Social bonds: their time to shine
Social bonds, as debt instruments that enable project financing with a positive social impact, have been gaining traction among issuers in recent years. In 2019, these kinds of issuances outpaced previous volume records, and issuance activity of this type will undoubtedly be driven by the COVID-19 pandemic in 2020. This is the view of analysts at BBVA Global Markets Research.
What are social bonds?
Since the expansion of the ESG (environment, social, and governance) bond market in recent years, social bonds have been a small but growing portion of the market. These bonds are used to finance projects or assets that result in a positive social outcome, such as loans to SMEs for employment generation in lower-income regions, loans to social housing projects, and financing the delivery of healthcare.
The development of the social bond principles in June 2016 by the International Capital Markets Association (ICMA) was a key turning point in the development of this segment of the ESG bond market, because they provide global guidelines and standards for social bond issuance.
Issuance of social bonds already reaching record levels in 2020
The issuance of green, social, and sustainable bonds has seen a year-on-year increase of 23 percent, with $84 billion in global issuances in the first four months of the year.
In previous years, social and sustainable bonds represented 20 percent of the total ESG issuance, driven both by investor demand and by the availability of eligible assets to be financed with these instruments.
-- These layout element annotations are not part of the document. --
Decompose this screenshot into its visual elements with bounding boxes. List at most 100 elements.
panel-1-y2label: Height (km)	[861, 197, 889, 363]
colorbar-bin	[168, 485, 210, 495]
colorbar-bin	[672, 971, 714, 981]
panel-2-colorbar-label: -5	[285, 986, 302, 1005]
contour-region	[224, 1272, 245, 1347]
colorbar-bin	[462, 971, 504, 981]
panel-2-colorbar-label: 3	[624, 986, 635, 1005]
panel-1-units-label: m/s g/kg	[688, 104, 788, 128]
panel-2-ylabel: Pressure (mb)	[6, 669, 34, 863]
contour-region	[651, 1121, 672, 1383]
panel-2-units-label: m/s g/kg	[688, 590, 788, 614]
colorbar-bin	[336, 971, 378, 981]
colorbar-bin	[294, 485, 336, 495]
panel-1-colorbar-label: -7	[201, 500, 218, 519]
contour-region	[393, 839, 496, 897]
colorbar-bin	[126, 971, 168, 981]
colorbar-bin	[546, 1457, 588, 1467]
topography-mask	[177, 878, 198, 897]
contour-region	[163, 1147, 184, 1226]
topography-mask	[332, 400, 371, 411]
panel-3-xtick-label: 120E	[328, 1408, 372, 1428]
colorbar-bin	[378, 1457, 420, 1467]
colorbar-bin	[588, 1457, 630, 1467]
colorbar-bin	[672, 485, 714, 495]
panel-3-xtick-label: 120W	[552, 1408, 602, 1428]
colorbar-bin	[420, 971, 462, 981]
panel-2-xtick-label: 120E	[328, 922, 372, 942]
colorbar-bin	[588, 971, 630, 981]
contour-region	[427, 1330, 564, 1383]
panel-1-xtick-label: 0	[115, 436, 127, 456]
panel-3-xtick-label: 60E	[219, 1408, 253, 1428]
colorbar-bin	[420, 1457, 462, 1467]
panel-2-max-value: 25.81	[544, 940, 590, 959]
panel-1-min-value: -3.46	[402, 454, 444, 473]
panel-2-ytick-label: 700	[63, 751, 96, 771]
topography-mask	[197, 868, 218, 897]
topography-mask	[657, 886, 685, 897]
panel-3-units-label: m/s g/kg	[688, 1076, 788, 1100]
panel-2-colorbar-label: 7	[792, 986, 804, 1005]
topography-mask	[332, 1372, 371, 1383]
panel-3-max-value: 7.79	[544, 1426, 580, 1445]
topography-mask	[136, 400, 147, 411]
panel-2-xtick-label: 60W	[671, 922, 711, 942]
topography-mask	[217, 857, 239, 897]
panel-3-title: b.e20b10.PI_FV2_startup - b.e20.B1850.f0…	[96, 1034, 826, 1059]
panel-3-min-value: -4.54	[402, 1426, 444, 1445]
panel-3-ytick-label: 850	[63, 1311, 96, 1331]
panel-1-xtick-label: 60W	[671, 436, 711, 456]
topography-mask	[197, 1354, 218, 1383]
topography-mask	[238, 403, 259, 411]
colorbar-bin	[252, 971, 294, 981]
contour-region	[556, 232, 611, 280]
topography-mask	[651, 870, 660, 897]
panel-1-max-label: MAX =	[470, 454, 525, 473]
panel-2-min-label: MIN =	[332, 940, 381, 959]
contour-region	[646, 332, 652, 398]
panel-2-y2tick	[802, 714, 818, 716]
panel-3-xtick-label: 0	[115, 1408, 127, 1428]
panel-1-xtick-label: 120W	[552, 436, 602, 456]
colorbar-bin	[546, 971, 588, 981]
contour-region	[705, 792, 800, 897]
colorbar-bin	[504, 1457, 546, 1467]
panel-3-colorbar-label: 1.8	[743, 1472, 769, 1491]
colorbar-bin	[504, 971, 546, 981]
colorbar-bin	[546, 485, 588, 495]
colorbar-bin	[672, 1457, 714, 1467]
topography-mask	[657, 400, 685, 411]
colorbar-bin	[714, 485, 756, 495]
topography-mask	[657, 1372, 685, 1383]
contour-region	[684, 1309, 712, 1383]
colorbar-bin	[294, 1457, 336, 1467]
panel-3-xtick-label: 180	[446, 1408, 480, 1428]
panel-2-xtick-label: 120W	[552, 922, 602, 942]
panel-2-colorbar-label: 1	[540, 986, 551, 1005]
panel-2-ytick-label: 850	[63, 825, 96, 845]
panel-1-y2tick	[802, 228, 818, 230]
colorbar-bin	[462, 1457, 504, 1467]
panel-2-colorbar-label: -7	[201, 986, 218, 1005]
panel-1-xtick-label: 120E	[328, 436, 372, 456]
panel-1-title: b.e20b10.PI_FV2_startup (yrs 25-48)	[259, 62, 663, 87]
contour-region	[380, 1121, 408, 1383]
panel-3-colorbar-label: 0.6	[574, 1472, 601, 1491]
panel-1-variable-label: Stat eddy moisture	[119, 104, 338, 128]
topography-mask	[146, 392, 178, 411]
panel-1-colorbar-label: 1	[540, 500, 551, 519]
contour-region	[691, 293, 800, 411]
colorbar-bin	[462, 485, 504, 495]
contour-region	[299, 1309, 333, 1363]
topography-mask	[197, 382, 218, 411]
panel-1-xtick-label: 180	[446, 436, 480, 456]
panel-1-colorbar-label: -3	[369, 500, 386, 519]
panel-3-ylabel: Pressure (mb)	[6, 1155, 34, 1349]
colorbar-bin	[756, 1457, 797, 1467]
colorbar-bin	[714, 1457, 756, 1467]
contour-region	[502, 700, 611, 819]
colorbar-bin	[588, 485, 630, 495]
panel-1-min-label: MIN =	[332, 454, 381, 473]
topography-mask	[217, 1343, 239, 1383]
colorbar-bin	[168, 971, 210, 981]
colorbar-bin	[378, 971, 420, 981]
So far in 2020, this number has risen to 40 percent of total issuances, with social issuances representing 25 percent of this ESG bond total.
Issuers of social bonds have traditionally been from the finance or public sectors. In fact, the public sector is primarily responsible for this significant increase in activity, having issued $14 billion of the total $19 billion issued in 2020.
Coronavirus response brings these instruments more into focus
The extraordinary stimulus that has been introduced as a response to the spread of COVID-19 will require significant funding. It could be the time, with these extraordinary circumstances, for social bonds to come into their own.
Fifteen instruments labeled social and sustainable with some mention of a response to COVID-19 in their use of proceeds have already been issued, mainly by the IFC and other public sector bodies in Europe. The regional government of Madrid was the first Spanish entity to issue a social bond to fund coronavirus related projects with a €52 million private placement in April. BBVA acted as the sole advisory bank and bookrunner for the issuance.
Analysts at BBVA Global Markets Research expect that social bond issuances will continue to see increased volumes given that banks and public financing institutions, aiming to overcome the COVID-19 crisis, will continue to fund the stimulus and economic recovery programs that will be announced in the coming months.